You’ve just bought a new car. It’s the latest model; it has the whiz-bang features that will definitely single you out from the merely mortal driving rank and file. You know you paid a bit (maybe a lot) too much, but with this car you make a unique and powerful statement to all others on the road. This car is as different from the herd as you are! Yet, as you drive this rare sparkling beauty home from the lot you suddenly notice the roadways dotted with several other nearly identical cars. Hmmm…never noticed those before. Somewhat deflated, it slowly dawns on you that your chromium highlighted beauty came from an assembly line, and it obviously wasn’t the only one of it’s species turned out that day. You ‘uniqueness’ becomes similar to dozens of other drivers.
This is an occurrence so common it has a name: “seeing the same car syndrome.” How is it that our subjective experience of the world can change so sharply with a simple purchase? We can either assume there is a profound metaphysical change, and the infinite cosmic auto-assembly plant suddenly seeded our roads with more of your cherished previously ‘unique’ vehicle; or, that somehow the act of buying and valuing this four-wheeled beauty has changed your perceptual apparatus. I am going to argue for the latter, and show you how to use that phenomenon.
Our experience of the world is made up of a magical concoction of sensory experience, memory, and imagination. Research has shown that our visual experience of our world at any given moment is made up of approximately 30 percent actual sensory data, and 70 percent of memory and imagination. Most of what we see isn’t technically what’s there, but what we think ought to be there. That last bit makes way for some delightful mischief. Obviously, sight isn’t the only sense involved, and there is a corroborative networking of sight and sound (the two distance senses). Vision, however, is usually the more distinct and detailed sense, and will tend to drive the auditory sense. If you doubt this, and are old enough, recall drive-in theaters. We would put a cheesy speaker in one window, and watch a screen usually at least half a football field away. Within a few minutes, we would forget the actual screen/speaker placement, and hallucinate the sounds emanating from the screen.
So, according to this argument, those cars were always there, they were just existing in that 70% of your visual world with which you have artistic license.
As a stage hypnotist, I can suggest a volunteer visually hallucinate the crowd as naked. I am not asking the client to violate his actual optical experience; I am merely playing with the 70% majority part of his visual experience that he is ‘making up’ anyway.

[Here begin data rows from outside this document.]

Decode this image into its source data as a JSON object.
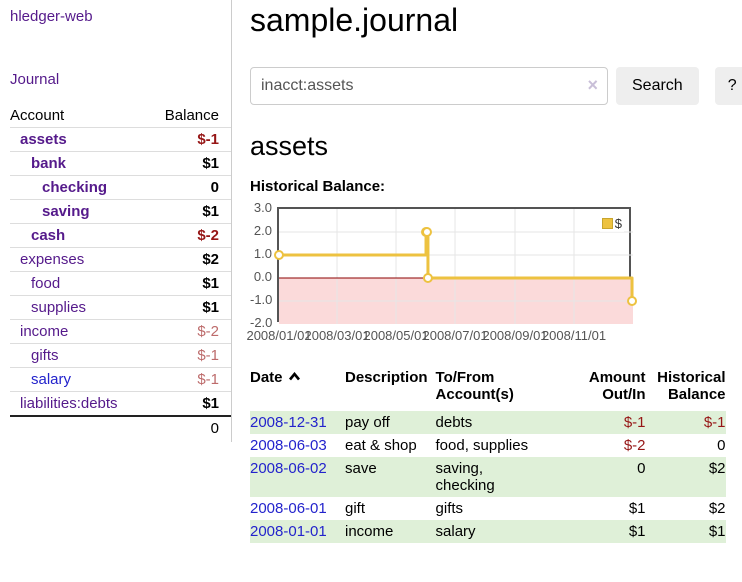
{
  "colors": {
    "link-purple": "#551a8b",
    "link-blue": "#2323cc",
    "neg-strong": "#961616",
    "neg-muted": "#bd6b6b",
    "row-green": "#dff0d8",
    "chart-gold": "#edc240",
    "chart-neg-region": "#fbdada",
    "chart-zero-line": "#8b0000",
    "axis-text": "#545454",
    "border-light": "#dddddd",
    "button-bg": "#eeeeee"
  },
  "sidebar": {
    "app_title": "hledger-web",
    "journal_link": "Journal",
    "accounts": {
      "header_account": "Account",
      "header_balance": "Balance",
      "rows": [
        {
          "name": "assets",
          "balance": "$-1",
          "depth": 1,
          "bold": true,
          "neg": "strong"
        },
        {
          "name": "bank",
          "balance": "$1",
          "depth": 2,
          "bold": true
        },
        {
          "name": "checking",
          "balance": "0",
          "depth": 3,
          "bold": true
        },
        {
          "name": "saving",
          "balance": "$1",
          "depth": 3,
          "bold": true
        },
        {
          "name": "cash",
          "balance": "$-2",
          "depth": 2,
          "bold": true,
          "neg": "strong"
        },
        {
          "name": "expenses",
          "balance": "$2",
          "depth": 1
        },
        {
          "name": "food",
          "balance": "$1",
          "depth": 2
        },
        {
          "name": "supplies",
          "balance": "$1",
          "depth": 2
        },
        {
          "name": "income",
          "balance": "$-2",
          "depth": 1,
          "neg": "muted"
        },
        {
          "name": "gifts",
          "balance": "$-1",
          "depth": 2,
          "neg": "muted"
        },
        {
          "name": "salary",
          "balance": "$-1",
          "depth": 2,
          "neg": "muted",
          "unvisited": true
        },
        {
          "name": "liabilities:debts",
          "balance": "$1",
          "depth": 1
        }
      ],
      "total": "0"
    }
  },
  "main": {
    "page_title": "sample.journal",
    "search": {
      "value": "inacct:assets",
      "clear_icon": "×",
      "search_button": "Search",
      "help_button": "?"
    },
    "account_heading": "assets",
    "section_heading": "Historical Balance:"
  },
  "chart_data": {
    "type": "line",
    "step": true,
    "title": "Historical Balance:",
    "legend": [
      {
        "label": "$",
        "color": "#edc240"
      }
    ],
    "legend_position": "top-right",
    "grid": true,
    "ylim": [
      -2,
      3
    ],
    "xlim": [
      "2008-01-01",
      "2009-01-01"
    ],
    "y_ticks": [
      3,
      2,
      1,
      0,
      -1,
      -2
    ],
    "y_tick_labels": [
      "3.0",
      "2.0",
      "1.0",
      "0.0",
      "-1.0",
      "-2.0"
    ],
    "x_tick_labels": [
      "2008/01/01",
      "2008/03/01",
      "2008/05/01",
      "2008/07/01",
      "2008/09/01",
      "2008/11/01"
    ],
    "series": [
      {
        "name": "$",
        "color": "#edc240",
        "points": [
          [
            "2008-01-01",
            1
          ],
          [
            "2008-06-01",
            2
          ],
          [
            "2008-06-02",
            2
          ],
          [
            "2008-06-03",
            0
          ],
          [
            "2008-12-31",
            -1
          ]
        ]
      }
    ],
    "negative_region_shaded": true,
    "zero_line_color": "#8b0000"
  },
  "register": {
    "headers": {
      "date": "Date",
      "description": "Description",
      "accounts": "To/From Account(s)",
      "amount": "Amount Out/In",
      "balance": "Historical Balance"
    },
    "sort_icon": "chevron-up",
    "rows": [
      {
        "date": "2008-12-31",
        "description": "pay off",
        "accounts": "debts",
        "amount": "$-1",
        "balance": "$-1"
      },
      {
        "date": "2008-06-03",
        "description": "eat & shop",
        "accounts": "food, supplies",
        "amount": "$-2",
        "balance": "0"
      },
      {
        "date": "2008-06-02",
        "description": "save",
        "accounts": "saving,\nchecking",
        "amount": "0",
        "balance": "$2"
      },
      {
        "date": "2008-06-01",
        "description": "gift",
        "accounts": "gifts",
        "amount": "$1",
        "balance": "$2"
      },
      {
        "date": "2008-01-01",
        "description": "income",
        "accounts": "salary",
        "amount": "$1",
        "balance": "$1"
      }
    ]
  }
}
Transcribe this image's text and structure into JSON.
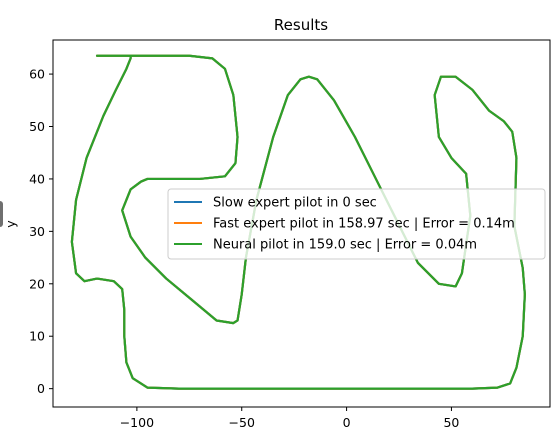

More usefully, I can suggest to a person with a fear of public speaking, that the crowd she sees are smiling, supporting her, and wishing her well. I am only suggesting changes in the part of her experience that she is mentally constructing. 30% of the crowd she really sees may be responding however they do good, bad, or indifferent. I’m just asking her to focus on the friendly bunch that she has created. They are smiling, and so is she.
How about if you make up your mind to see opportunity. Make your waking thoughts the instruction “The world is full of opportunity, and I am going to see it today!” You’ll begin to have an effect on the 70% of the world that you have an automatic say about. If you can see lots of people driving your car, you might be able to see lots of people offering you new opportunities. At least it is worth a try.